As lakes and rivers that have been harnessed to meet the needs of a growing population shrink, and ground water levels plummet due to over extraction by farmers, India is staring at a massive water crisis.

Six hundred million people, or roughly half the country, face high to extreme water shortages, a government report estimated last year. It warned that 21 major cities, including New Delhi, Chennai and Bengaluru, would soon run out of groundwater.

To address the grave problem, the newly elected government this month agreed to establish a Water Ministry with the ambitious goal of providing piped water to every household in five years.

“Only 18 percent have access to piped water, and that figure too may not reflect ground realities,” according to Gajendra Singh Shekawat, who heads the ministry.

But experts question how the government will ensure that water will flow in the pipes when vast regions in the country are running dry.

“In the coming years our deficit is going to be 43 percent between water availability and water requirement,” according to Shekawat.

As India gets down to addressing the mammoth challenge of bridging this shortfall, questions are being raised over how it should be done – through mega-multi-billion-dollar projects, or small community led initiatives that focus on water conservation.

The government says it is fast tracking an ambitious but controversial $ 87 billion-dollar project to link 60 rivers. The aim: to build dams and a network of canals that will divert water from rivers that routinely overflow during the monsoon season and flood vast tracts in the northeast to parched rivers in southern and western India.

It's proponents see it as a showpiece project that will end devastating floods and droughts.

But some conservationists like Rajendra Singh call the river-linking scheme “dangerous” because it will involve large-scale destruction of the habitat. “Lifting water to put in other rivers will cost too much. It will involve cutting trees, destroy the environment further and intensify disputes between states,” says the winner of the Magsaysay Award and Stockholm Water Prize, who has been nicknamed India’s “Waterman.”
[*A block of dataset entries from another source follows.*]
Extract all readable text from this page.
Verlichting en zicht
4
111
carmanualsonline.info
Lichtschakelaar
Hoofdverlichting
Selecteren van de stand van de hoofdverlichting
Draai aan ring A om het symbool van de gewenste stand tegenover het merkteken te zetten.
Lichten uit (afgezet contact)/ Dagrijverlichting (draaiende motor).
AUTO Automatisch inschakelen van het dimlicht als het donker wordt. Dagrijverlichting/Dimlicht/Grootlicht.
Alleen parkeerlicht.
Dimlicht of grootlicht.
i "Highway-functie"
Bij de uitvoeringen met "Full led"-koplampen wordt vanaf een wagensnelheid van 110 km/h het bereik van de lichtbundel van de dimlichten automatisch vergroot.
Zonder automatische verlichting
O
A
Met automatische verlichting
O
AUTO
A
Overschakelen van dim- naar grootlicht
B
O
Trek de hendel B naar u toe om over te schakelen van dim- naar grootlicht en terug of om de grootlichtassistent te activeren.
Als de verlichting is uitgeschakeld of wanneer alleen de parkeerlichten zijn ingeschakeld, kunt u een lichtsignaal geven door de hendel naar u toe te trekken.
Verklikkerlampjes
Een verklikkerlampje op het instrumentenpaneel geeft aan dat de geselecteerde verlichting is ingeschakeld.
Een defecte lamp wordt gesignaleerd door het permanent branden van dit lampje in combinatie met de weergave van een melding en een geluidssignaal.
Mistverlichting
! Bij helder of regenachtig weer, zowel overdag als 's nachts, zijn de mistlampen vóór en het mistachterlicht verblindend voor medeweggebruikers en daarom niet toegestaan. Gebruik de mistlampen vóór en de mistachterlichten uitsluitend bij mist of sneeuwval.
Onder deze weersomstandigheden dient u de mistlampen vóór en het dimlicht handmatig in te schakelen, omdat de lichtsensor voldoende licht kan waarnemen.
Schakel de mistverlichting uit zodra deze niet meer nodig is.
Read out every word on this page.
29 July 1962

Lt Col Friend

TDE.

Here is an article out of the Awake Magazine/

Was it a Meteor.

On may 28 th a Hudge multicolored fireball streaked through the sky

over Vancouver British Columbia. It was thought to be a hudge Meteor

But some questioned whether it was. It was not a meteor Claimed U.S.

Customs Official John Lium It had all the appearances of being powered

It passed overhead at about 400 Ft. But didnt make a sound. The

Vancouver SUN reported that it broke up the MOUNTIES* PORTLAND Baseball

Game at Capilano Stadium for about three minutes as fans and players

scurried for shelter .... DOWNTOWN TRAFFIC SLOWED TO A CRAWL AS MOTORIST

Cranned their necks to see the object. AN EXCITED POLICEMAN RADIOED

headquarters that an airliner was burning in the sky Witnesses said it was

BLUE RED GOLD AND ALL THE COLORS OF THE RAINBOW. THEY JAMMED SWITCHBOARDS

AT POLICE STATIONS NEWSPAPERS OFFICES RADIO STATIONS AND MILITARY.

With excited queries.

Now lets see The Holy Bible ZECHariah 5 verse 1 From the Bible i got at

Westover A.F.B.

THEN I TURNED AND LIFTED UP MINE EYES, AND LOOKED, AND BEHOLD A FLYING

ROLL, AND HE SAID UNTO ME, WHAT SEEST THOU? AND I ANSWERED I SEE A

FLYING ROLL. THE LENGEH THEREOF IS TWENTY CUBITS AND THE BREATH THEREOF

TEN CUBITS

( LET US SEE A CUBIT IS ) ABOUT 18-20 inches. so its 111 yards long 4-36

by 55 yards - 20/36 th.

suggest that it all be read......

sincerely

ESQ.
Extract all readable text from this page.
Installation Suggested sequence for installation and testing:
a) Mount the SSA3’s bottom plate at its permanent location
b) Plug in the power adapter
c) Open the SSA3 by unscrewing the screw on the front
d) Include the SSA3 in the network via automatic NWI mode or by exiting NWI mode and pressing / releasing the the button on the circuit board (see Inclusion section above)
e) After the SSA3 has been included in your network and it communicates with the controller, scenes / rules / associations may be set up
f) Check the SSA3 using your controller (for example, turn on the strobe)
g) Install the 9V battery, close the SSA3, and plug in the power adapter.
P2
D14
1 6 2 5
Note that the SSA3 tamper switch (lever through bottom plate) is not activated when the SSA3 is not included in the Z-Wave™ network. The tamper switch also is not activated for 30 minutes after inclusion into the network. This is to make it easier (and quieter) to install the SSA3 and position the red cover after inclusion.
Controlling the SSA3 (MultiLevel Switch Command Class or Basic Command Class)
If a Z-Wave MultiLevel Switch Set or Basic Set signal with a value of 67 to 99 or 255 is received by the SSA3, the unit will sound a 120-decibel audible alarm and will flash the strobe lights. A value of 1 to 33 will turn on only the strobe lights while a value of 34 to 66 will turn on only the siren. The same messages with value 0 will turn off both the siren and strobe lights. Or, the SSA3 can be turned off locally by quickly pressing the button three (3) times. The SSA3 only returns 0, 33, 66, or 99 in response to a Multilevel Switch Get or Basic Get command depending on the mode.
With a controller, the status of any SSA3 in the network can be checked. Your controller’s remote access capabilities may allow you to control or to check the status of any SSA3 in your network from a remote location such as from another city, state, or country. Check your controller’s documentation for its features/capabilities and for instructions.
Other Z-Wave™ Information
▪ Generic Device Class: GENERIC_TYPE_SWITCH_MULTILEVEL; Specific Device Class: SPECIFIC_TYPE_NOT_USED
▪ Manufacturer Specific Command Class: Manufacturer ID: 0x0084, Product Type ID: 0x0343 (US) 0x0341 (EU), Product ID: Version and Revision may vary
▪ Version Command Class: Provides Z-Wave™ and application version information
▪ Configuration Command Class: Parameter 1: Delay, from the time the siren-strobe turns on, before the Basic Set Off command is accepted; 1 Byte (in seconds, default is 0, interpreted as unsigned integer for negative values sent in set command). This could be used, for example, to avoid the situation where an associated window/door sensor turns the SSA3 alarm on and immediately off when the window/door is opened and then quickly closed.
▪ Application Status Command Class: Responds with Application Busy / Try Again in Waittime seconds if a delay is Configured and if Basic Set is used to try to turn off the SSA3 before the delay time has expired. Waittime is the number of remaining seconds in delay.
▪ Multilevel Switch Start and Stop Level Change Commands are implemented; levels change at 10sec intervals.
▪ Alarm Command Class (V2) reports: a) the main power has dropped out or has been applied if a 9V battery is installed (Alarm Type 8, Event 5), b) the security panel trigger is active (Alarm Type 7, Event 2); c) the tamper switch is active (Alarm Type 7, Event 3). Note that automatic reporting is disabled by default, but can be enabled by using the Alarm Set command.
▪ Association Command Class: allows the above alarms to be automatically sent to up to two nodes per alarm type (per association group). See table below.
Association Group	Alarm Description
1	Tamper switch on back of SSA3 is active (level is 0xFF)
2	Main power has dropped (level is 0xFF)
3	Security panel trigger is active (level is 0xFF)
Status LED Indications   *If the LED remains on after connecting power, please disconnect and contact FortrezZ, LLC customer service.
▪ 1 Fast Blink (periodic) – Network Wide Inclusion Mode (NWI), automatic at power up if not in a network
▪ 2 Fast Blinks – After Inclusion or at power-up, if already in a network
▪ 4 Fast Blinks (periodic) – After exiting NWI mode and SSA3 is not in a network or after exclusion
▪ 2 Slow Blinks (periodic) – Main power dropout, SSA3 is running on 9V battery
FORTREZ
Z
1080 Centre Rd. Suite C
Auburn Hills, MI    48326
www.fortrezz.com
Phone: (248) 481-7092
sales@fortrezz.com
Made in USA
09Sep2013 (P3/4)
Many like him are instead pushing for greater focus on conservation measures to capture rainfall – India’s main source of water that falls during three months of the monsoon season. Most of it runs off into storm water in drains in cities and evaporates or flows into the sea in rural areas.

Singh points to the transformation that was brought about in roughly 1,200 villages spread over a nearly 11,000-square-kilometer area in the parched desert state of Rajasthan. That is where local communities constructed hundreds of aquifers in vertical tracts so rainwater could be stored without evaporation. Over time, groundwater levels that had plummeted to 90 meters rose to between three and nine meters from the surface, and parched water bodies revived. Water shortages ended, reversing a migration into cities as people returned to villages to farm their land.

“We used engineering and science to store rainwater like a fixed deposit, which would recharge ground water and rivers,” he says. “Water must be treated like a bank account, you can only withdraw as much as you put in. At the moment most of the country is running an overdraft.”

A girl walks carrying drinking water at a slum in Mumbai, India, Wednesday, June 19, 2019.
A girl walks carrying drinking water at a slum in Mumbai, India, Wednesday, June 19, 2019.

It’s a call that many experts echo and say that such “iconic” efforts should be promoted across the country. They agree transporting water across thousands of miles from water surplus regions to drier ones is expensive and difficult.

Veena Srinivasan, at the Ashoka Trust for Research in Ecology and Environment, says one of the significant steps to plug shortages is to stop cultivation of thirsty crops like paddy in water- deficient areas. In the western Maharashtra state, for example, experts blame the switch from traditional crops to widespread cultivation of sugarcane for the parched countryside.

For decades, farmers have pumped ground water to irrigate crops without any regulation, resulting in a dangerous fall in groundwater levels in many parts of the country. "India has to learn to do more with less," says Srinivasan.

As India searches for solutions to its water crisis, millions only know one thing: the bleak situation is worsening their living conditions. “Our children fall sick with the contaminated water,” says Raju Devi in a low-income neighborhood in New Delhi as she fills four buckets from a water tanker. For the rest, she has to to “borrow and beg” from those who manage to corner more. “We never have enough to wash and clean.”